Kwek Yu Xuan weighed only 212 grams at birth, making her, among surviving premature infants, “the smallest baby in the world.” However, extreme prematurity has a price for the child’s future.
- Kwek Yu Xuan was born at 25 weeks, a record. She is one of the “very premature babies”.
- “Medium” prematurity corresponds to a birth occurring between the 32nd and 36th week of completed amenorrhea (7 to 8 months of pregnancy), “great prematurity” corresponding to a birth occurring between the 28th and 32nd WA (6 to 7 months of pregnancy), and “very great prematurity” for births before 28 weeks, i.e. below 6 months of pregnancy.
Kwek Yu Xuan is a baby girl who was born at 25 weeks of pregnancy in Singapore on June 9, 2020. The majority of babies are born between 39 and 41 weeks. Hospitalized for the first 13 months of her life in intensive care at the National University Hospital, she is now out of the woods and was finally able to return home…

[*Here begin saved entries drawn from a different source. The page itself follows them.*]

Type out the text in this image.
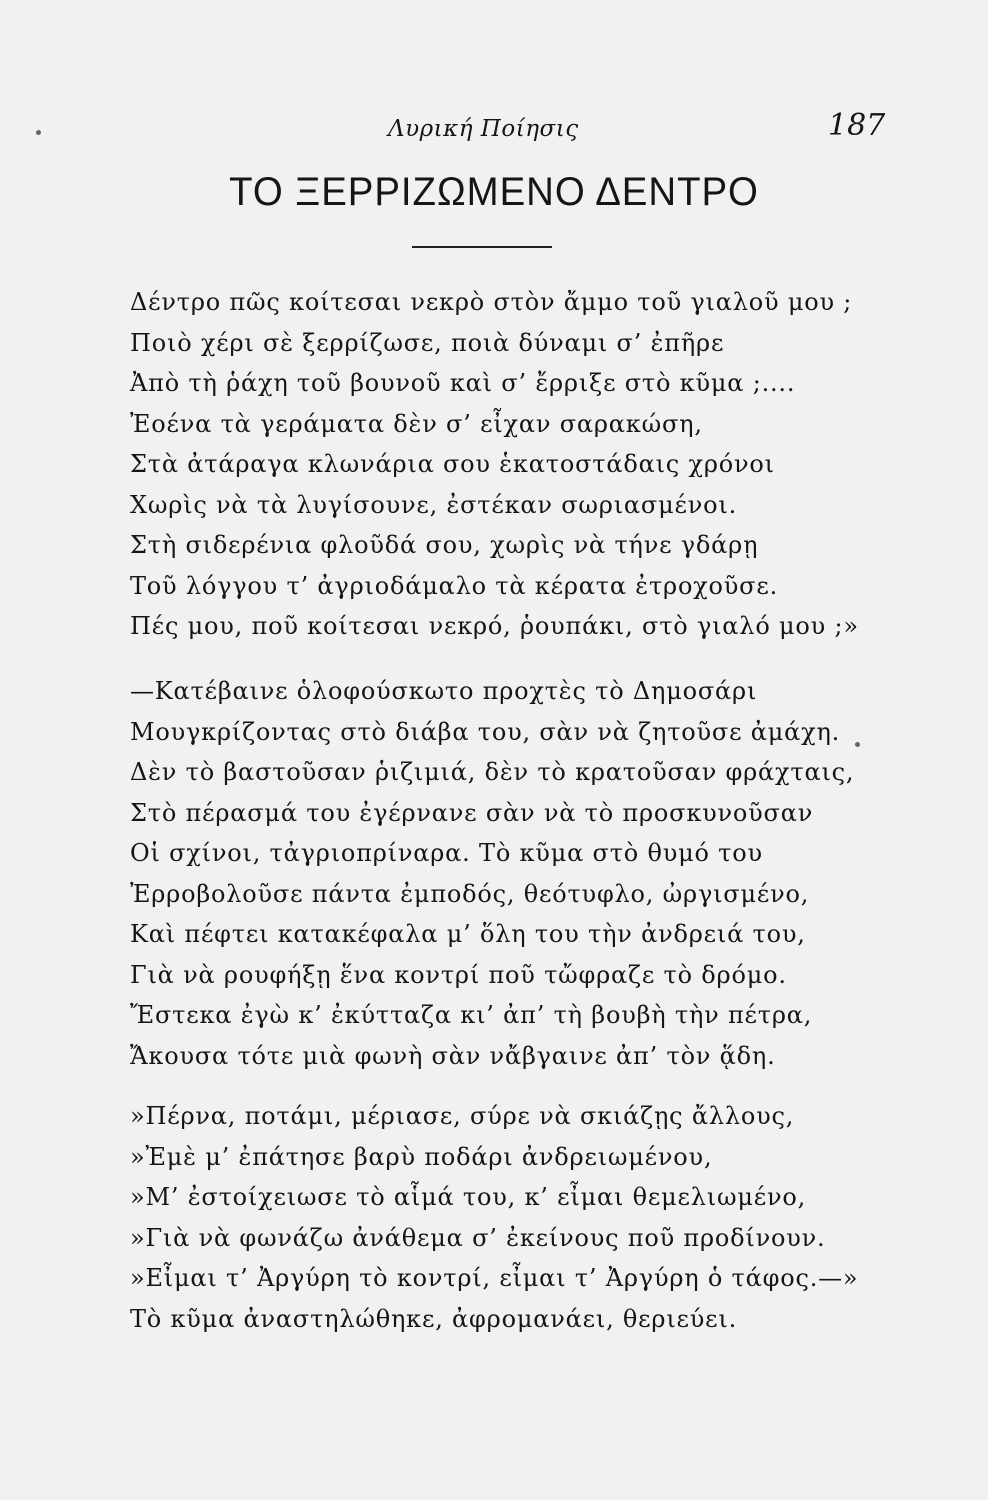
Λυρική Ποίησις	187
ΤΟ ΞΕΡΡΙΖΩΜΕΝΟ ΔΕΝΤΡΟ
Δέντρο πῶς κοίτεσαι νεκρὸ στὸν ἄμμο τοῦ γιαλοῦ μου ;
Ποιὸ χέρι σὲ ξερρίζωσε, ποιὰ δύναμι σ’ ἐπῆρε
Ἀπὸ τὴ ῥάχη τοῦ βουνοῦ καὶ σ’ ἔρριξε στὸ κῦμα ;....
Ἐοένα τὰ γεράματα δὲν σ’ εἶχαν σαρακώση,
Στὰ ἀτάραγα κλωνάρια σου ἑκατοστάδαις χρόνοι
Χωρὶς νὰ τὰ λυγίσουνε, ἐστέκαν σωριασμένοι.
Στὴ σιδερένια φλοῦδά σου, χωρὶς νὰ τήνε γδάρῃ
Τοῦ λόγγου τ’ ἀγριοδάμαλο τὰ κέρατα ἐτροχοῦσε.
Πές μου, ποῦ κοίτεσαι νεκρό, ῥουπάκι, στὸ γιαλό μου ;»
—Κατέβαινε ὁλοφούσκωτο προχτὲς τὸ Δημοσάρι
Μουγκρίζοντας στὸ διάβα του, σὰν νὰ ζητοῦσε ἀμάχη.
Δὲν τὸ βαστοῦσαν ῥιζιμιά, δὲν τὸ κρατοῦσαν φράχταις,
Στὸ πέρασμά του ἐγέρνανε σὰν νὰ τὸ προσκυνοῦσαν
Οἱ σχίνοι, τἀγριοπρίναρα. Τὸ κῦμα στὸ θυμό του
Ἐρροβολοῦσε πάντα ἐμποδός, θεότυφλο, ὠργισμένο,
Καὶ πέφτει κατακέφαλα μ’ ὅλη του τὴν ἀνδρειά του,
Γιὰ νὰ ρουφήξῃ ἕνα κοντρί ποῦ τὤφραζε τὸ δρόμο.
Ἔστεκα ἐγὼ κ’ ἐκύτταζα κι’ ἀπ’ τὴ βουβὴ τὴν πέτρα,
Ἄκουσα τότε μιὰ φωνὴ σὰν νἄβγαινε ἀπ’ τὸν ᾅδη.
»Πέρνα, ποτάμι, μέριασε, σύρε νὰ σκιάζῃς ἄλλους,
»Ἐμὲ μ’ ἐπάτησε βαρὺ ποδάρι ἀνδρειωμένου,
»Μ’ ἐστοίχειωσε τὸ αἷμά του, κ’ εἶμαι θεμελιωμένο,
»Γιὰ νὰ φωνάζω ἀνάθεμα σ’ ἐκείνους ποῦ προδίνουν.
»Εἶμαι τ’ Ἀργύρη τὸ κοντρί, εἶμαι τ’ Ἀργύρη ὁ τάφος.—»
Τὸ κῦμα ἀναστηλώθηκε, ἀφρομανάει, θεριεύει.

Great prematurity: it concerns 1 to 2% of births
The tallest man, or the hairiest in the world, if they make you smile, unfortunately rub shoulders in medicine with records that are much less “medically” funny. In particular, we have always been presented with the smallest preemie in the world as a victory of modern medicine. Even if what follows will probably bring me a barrage of not very tender letters, it has been a long time since very large medical services devoted to prematurity gave up the hunt for this type of record. We could probably go below the 212 grams displayed by doctors in Singapore. But these battles often have a terrible price to pay which is highly dependent on birth weight and size.
Extreme prematurity is defined as delivery before 32 weeks – 25 weeks in the case of the record baby. It concerns 1 to 2% of pregnancies, and – which worries doctors – is constantly increasing. Of course, this is not linked to any degradation of our atmosphere, as some imagine, but rather to spectacular progress in medicine: in vitro fertilization, which has increased the number of multiple pregnancies, and above all , thanks to the increased surveillance of the mother and her fetus, which makes it possible to detect more quickly the suffering of the baby in the mother’s womb and to trigger premature labor.
Birth mortality rate less than 6 per 1,000 in rich countries
For a long time, the degree of evolution of a country’s civilization was measured by the reduction in the mortality rate at birth, dropping from dramatic figures – still the rule in poor countries – to less than 6 per 1,000 in the northern European countries. We now know that this threshold should not be crossed, because not all pregnancies are viable and nature knows perfectly well how to reject abnormal eggs.
However, the most notable progress has been in resuscitation, which has managed to get these doomed babies through the critical 3 to 6 months during which the weight becomes compatible with a life without a machine, but with a price to pay – mental handicap or physical. For example, an American study shows that 43% of very premature infants must follow assisted teaching.